In your given example, the numbers you want to compare have spaces around them while the other numbers do not, so why would a regular expression not work?

bbb 12 ccc

vs.

eee 12 ffffd jpeg2000 eee

Answer 6

The Alphanum algrothim is nice, but it did not match requirements for a project I'm working on. I need to be able to sort negative numbers and decimals correctly. Here is the implementation I came up. Any feedback would be much appreciated.

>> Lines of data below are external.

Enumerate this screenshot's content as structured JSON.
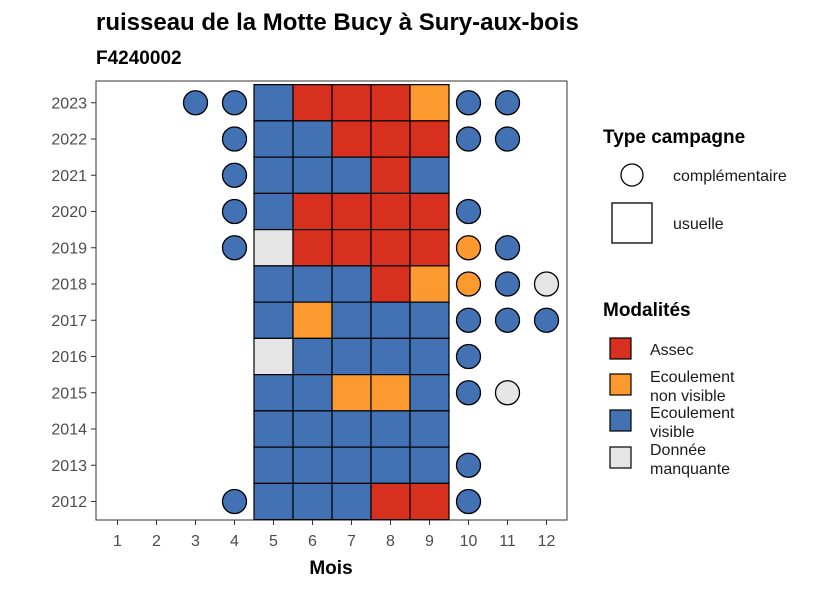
{
  "chart_data": {
    "type": "heatmap",
    "title": "ruisseau de la Motte Bucy à Sury-aux-bois",
    "subtitle": "F4240002",
    "xlabel": "Mois",
    "ylabel": "",
    "x": [
      "1",
      "2",
      "3",
      "4",
      "5",
      "6",
      "7",
      "8",
      "9",
      "10",
      "11",
      "12"
    ],
    "y": [
      "2012",
      "2013",
      "2014",
      "2015",
      "2016",
      "2017",
      "2018",
      "2019",
      "2020",
      "2021",
      "2022",
      "2023"
    ],
    "grid": false,
    "colors": {
      "Assec": "#d7301f",
      "Ecoulement non visible": "#fd9a2f",
      "Ecoulement visible": "#4372b4",
      "Donnée manquante": "#e5e5e5"
    },
    "legends": {
      "type_campagne": {
        "title": "Type campagne",
        "placement": "right-top",
        "items": [
          {
            "key": "complementaire",
            "shape": "circle",
            "lines": [
              "complémentaire"
            ]
          },
          {
            "key": "usuelle",
            "shape": "square",
            "lines": [
              "usuelle"
            ]
          }
        ]
      },
      "modalites": {
        "title": "Modalités",
        "placement": "right-bottom",
        "items": [
          {
            "key": "Assec",
            "lines": [
              "Assec"
            ]
          },
          {
            "key": "Ecoulement non visible",
            "lines": [
              "Ecoulement",
              "non visible"
            ]
          },
          {
            "key": "Ecoulement visible",
            "lines": [
              "Ecoulement",
              "visible"
            ]
          },
          {
            "key": "Donnée manquante",
            "lines": [
              "Donnée",
              "manquante"
            ]
          }
        ]
      }
    },
    "usuelle": [
      {
        "year": "2023",
        "values": [
          "Ecoulement visible",
          "Assec",
          "Assec",
          "Assec",
          "Ecoulement non visible"
        ]
      },
      {
        "year": "2022",
        "values": [
          "Ecoulement visible",
          "Ecoulement visible",
          "Assec",
          "Assec",
          "Assec"
        ]
      },
      {
        "year": "2021",
        "values": [
          "Ecoulement visible",
          "Ecoulement visible",
          "Ecoulement visible",
          "Assec",
          "Ecoulement visible"
        ]
      },
      {
        "year": "2020",
        "values": [
          "Ecoulement visible",
          "Assec",
          "Assec",
          "Assec",
          "Assec"
        ]
      },
      {
        "year": "2019",
        "values": [
          "Donnée manquante",
          "Assec",
          "Assec",
          "Assec",
          "Assec"
        ]
      },
      {
        "year": "2018",
        "values": [
          "Ecoulement visible",
          "Ecoulement visible",
          "Ecoulement visible",
          "Assec",
          "Ecoulement non visible"
        ]
      },
      {
        "year": "2017",
        "values": [
          "Ecoulement visible",
          "Ecoulement non visible",
          "Ecoulement visible",
          "Ecoulement visible",
          "Ecoulement visible"
        ]
      },
      {
        "year": "2016",
        "values": [
          "Donnée manquante",
          "Ecoulement visible",
          "Ecoulement visible",
          "Ecoulement visible",
          "Ecoulement visible"
        ]
      },
      {
        "year": "2015",
        "values": [
          "Ecoulement visible",
          "Ecoulement visible",
          "Ecoulement non visible",
          "Ecoulement non visible",
          "Ecoulement visible"
        ]
      },
      {
        "year": "2014",
        "values": [
          "Ecoulement visible",
          "Ecoulement visible",
          "Ecoulement visible",
          "Ecoulement visible",
          "Ecoulement visible"
        ]
      },
      {
        "year": "2013",
        "values": [
          "Ecoulement visible",
          "Ecoulement visible",
          "Ecoulement visible",
          "Ecoulement visible",
          "Ecoulement visible"
        ]
      },
      {
        "year": "2012",
        "values": [
          "Ecoulement visible",
          "Ecoulement visible",
          "Ecoulement visible",
          "Assec",
          "Assec"
        ]
      }
    ],
    "usuelle_months": [
      "5",
      "6",
      "7",
      "8",
      "9"
    ],
    "complementaire": [
      {
        "year": "2023",
        "month": "3",
        "value": "Ecoulement visible"
      },
      {
        "year": "2023",
        "month": "4",
        "value": "Ecoulement visible"
      },
      {
        "year": "2023",
        "month": "10",
        "value": "Ecoulement visible"
      },
      {
        "year": "2023",
        "month": "11",
        "value": "Ecoulement visible"
      },
      {
        "year": "2022",
        "month": "4",
        "value": "Ecoulement visible"
      },
      {
        "year": "2022",
        "month": "10",
        "value": "Ecoulement visible"
      },
      {
        "year": "2022",
        "month": "11",
        "value": "Ecoulement visible"
      },
      {
        "year": "2021",
        "month": "4",
        "value": "Ecoulement visible"
      },
      {
        "year": "2020",
        "month": "4",
        "value": "Ecoulement visible"
      },
      {
        "year": "2020",
        "month": "10",
        "value": "Ecoulement visible"
      },
      {
        "year": "2019",
        "month": "4",
        "value": "Ecoulement visible"
      },
      {
        "year": "2019",
        "month": "10",
        "value": "Ecoulement non visible"
      },
      {
        "year": "2019",
        "month": "11",
        "value": "Ecoulement visible"
      },
      {
        "year": "2018",
        "month": "10",
        "value": "Ecoulement non visible"
      },
      {
        "year": "2018",
        "month": "11",
        "value": "Ecoulement visible"
      },
      {
        "year": "2018",
        "month": "12",
        "value": "Donnée manquante"
      },
      {
        "year": "2017",
        "month": "10",
        "value": "Ecoulement visible"
      },
      {
        "year": "2017",
        "month": "11",
        "value": "Ecoulement visible"
      },
      {
        "year": "2017",
        "month": "12",
        "value": "Ecoulement visible"
      },
      {
        "year": "2016",
        "month": "10",
        "value": "Ecoulement visible"
      },
      {
        "year": "2015",
        "month": "10",
        "value": "Ecoulement visible"
      },
      {
        "year": "2015",
        "month": "11",
        "value": "Donnée manquante"
      },
      {
        "year": "2013",
        "month": "10",
        "value": "Ecoulement visible"
      },
      {
        "year": "2012",
        "month": "4",
        "value": "Ecoulement visible"
      },
      {
        "year": "2012",
        "month": "10",
        "value": "Ecoulement visible"
      }
    ]
  }
}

public class StringAsNumberComparator implements Comparator<String> {

    public static final Pattern NUMBER_PATTERN = Pattern.compile("(\\-?\\d+\\.\\d+)|(\\-?\\.\\d+)|(\\-?\\d+)");

    /**
     * Splits strings into parts sorting each instance of a number as a number if there is
     * a matching number in the other String.
     * 
     * For example A1B, A2B, A11B, A11B1, A11B2, A11B11 will be sorted in that order instead
     * of alphabetically which will sort A1B and A11B together.
     */
    public int compare(String str1, String str2) {
        if(str1 == str2) return 0;
        else if(str1 == null) return 1;
        else if(str2 == null) return -1;

        List<String> split1 = split(str1);
        List<String> split2 = split(str2);
        int diff = 0;

        for(int i = 0; diff == 0 && i < split1.size() && i < split2.size(); i++) {
            String token1 = split1.get(i);
            String token2 = split2.get(i);

            if((NUMBER_PATTERN.matcher(token1).matches() && NUMBER_PATTERN.matcher(token2).matches()) {
                diff = (int) Math.signum(Double.parseDouble(token1) - Double.parseDouble(token2));
            } else {
                diff = token1.compareToIgnoreCase(token2);
            }
        }
        if(diff != 0) {
            return diff;
        } else {
            return split1.size() - split2.size();
        }
    }

    /**
     * Splits a string into strings and number tokens.
     */
    private List<String> split(String s) {
        List<String> list = new ArrayList<String>();
        try (Scanner scanner = new Scanner(s)) {
            int index = 0;
            String num = null;
            while ((num = scanner.findInLine(NUMBER_PATTERN)) != null) {
                int indexOfNumber = s.indexOf(num, index);
                if (indexOfNumber > index) {
                    list.add(s.substring(index, indexOfNumber));
                }
                list.add(num);
                index = indexOfNumber + num.length();
            }
            if (index < s.length()) {
                list.add(s.substring(index));
            }
        }
        return list;
    }
}

PS. I wanted to use the java.lang.String.split() method and use "lookahead/lookbehind" to keep the tokens, but I could not get it to work with the regular expression I was using.